The green fields of Lancaster County in southeastern Pennsylvania constitute a historic cultural landscape representing the founding ideals of the United States of America. Starting around 1710 and continuing into the 19th century, immigrants from western Europe—particularly the Amish, Huguenots, Welsh, English, and Scots-Irish—settled in this vast arable landscape, fleeing poverty and religious persecution and attracted by the freedom of religion and political stability first established in William Penn’s charter of 1681. The earliest settlers started with simple temporary shelters, but soon progressed to building large farmsteads and brick houses. Numerous historic structures, including early houses, a brew house, a blacksmith shop, a stable, and the former houses of Thaddeus Stevens and Lydia Hamilton Smith can be seen by visitors to the town of Lancaster today. U.S. Congressman Thaddeus Stevens and his housekeeper Lydia Hamilton Smith were both active in social and political movements, championing the abolition of slavery, women’s rights, and civil and labor rights. Although Stevens’ house was proven to have been a stop on the Underground Railroad through archaeological research, the building was threatened with demolition in 2001.
1998 and 2000 World Monuments Watch
World Monuments Fund placed Lancaster County on the 1998 and 2000 Watch, hoping to draw attention to the effects of suburban sprawl and support the preservation of this historic cultural landscape. In 2001, demolition threatened the landmark home of U.S. Congressman Thaddeus Stevens, located just off the main square in the city of Lancaster, and the adjacent home of activist Lydia Hamilton Smith. The Historic Preservation Trust of Lancaster County sought funds to develop a proposal to incorporate the historic resources of Lancaster into a proposed plan for a new convention center and make the historic structures part of a heritage tourism destination. WMF secured a grant to finance a study that reviewed the feasibility and requirements of the project. As a result, the Historic Preservation Trust of Lancaster County was able to persuade the developers to adjust their plans and incorporate the two houses into the overall development for downtown Lancaster.
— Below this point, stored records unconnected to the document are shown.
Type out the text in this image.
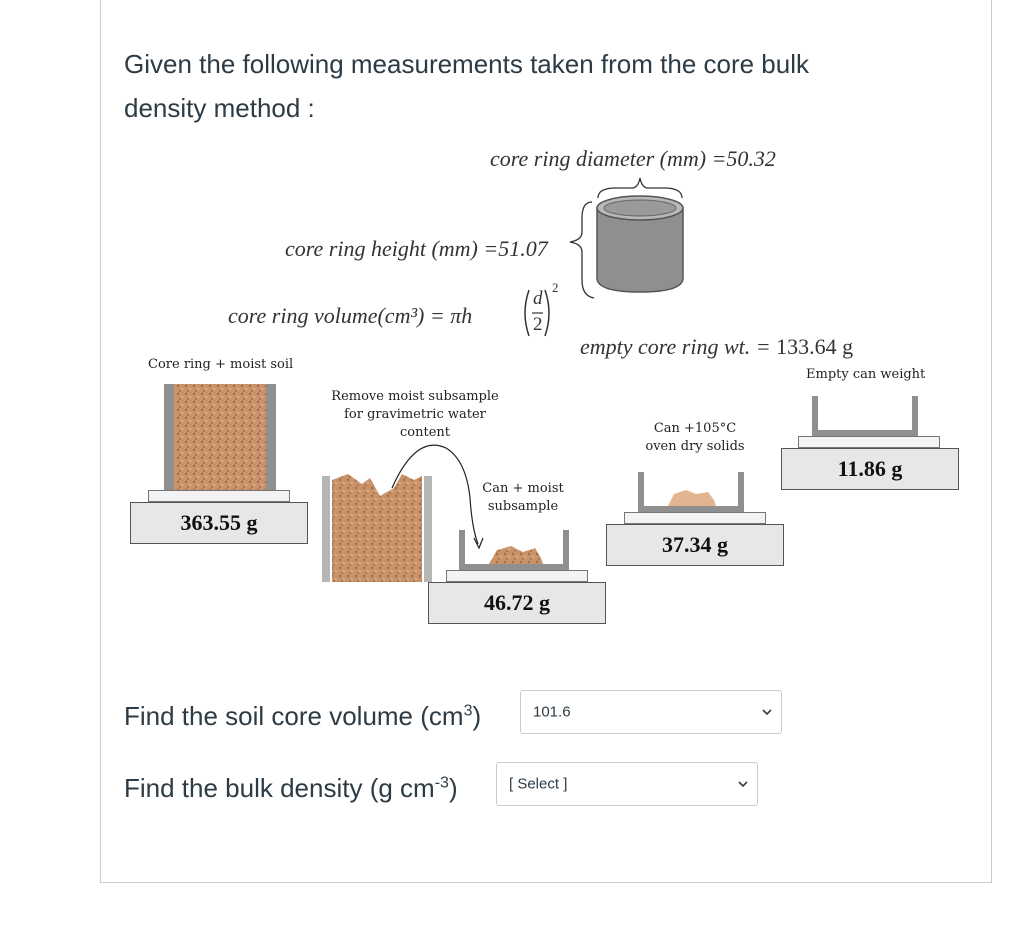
Given the following measurements taken from the core bulk
density method :
core ring diameter (mm) =50.32
core ring height (mm) =51.07
core ring volume(cm³) = πh
d
2
2
empty core ring wt. = 133.64 g
Core ring + moist soil
363.55 g
Remove moist subsample
for gravimetric water
content
Can + moist
subsample
46.72 g
Can +105°C
oven dry solids
37.34 g
Empty can weight
11.86 g
Find the soil core volume $(cm^3)$	101.6
Find the bulk density (g $cm^{-3}$)	[ Select ]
One of America’s most recognized historic areas, Lancaster County has strong associations with Amish, Mennonite, and other religious sects that continue their traditional lifestyles in the region today. The legacy of religious tolerance championed by William Penn is still evident in the people and architecture of the county, which has an impressive array of 18th and early 19th century family homes and other buildings. Lancaster County is nationally significant for its contribution to American agricultural history and its industrial heritage, becoming by the late 1800s a major producer of tobacco, candy, Conestoga wagons, cork, and variety of other products.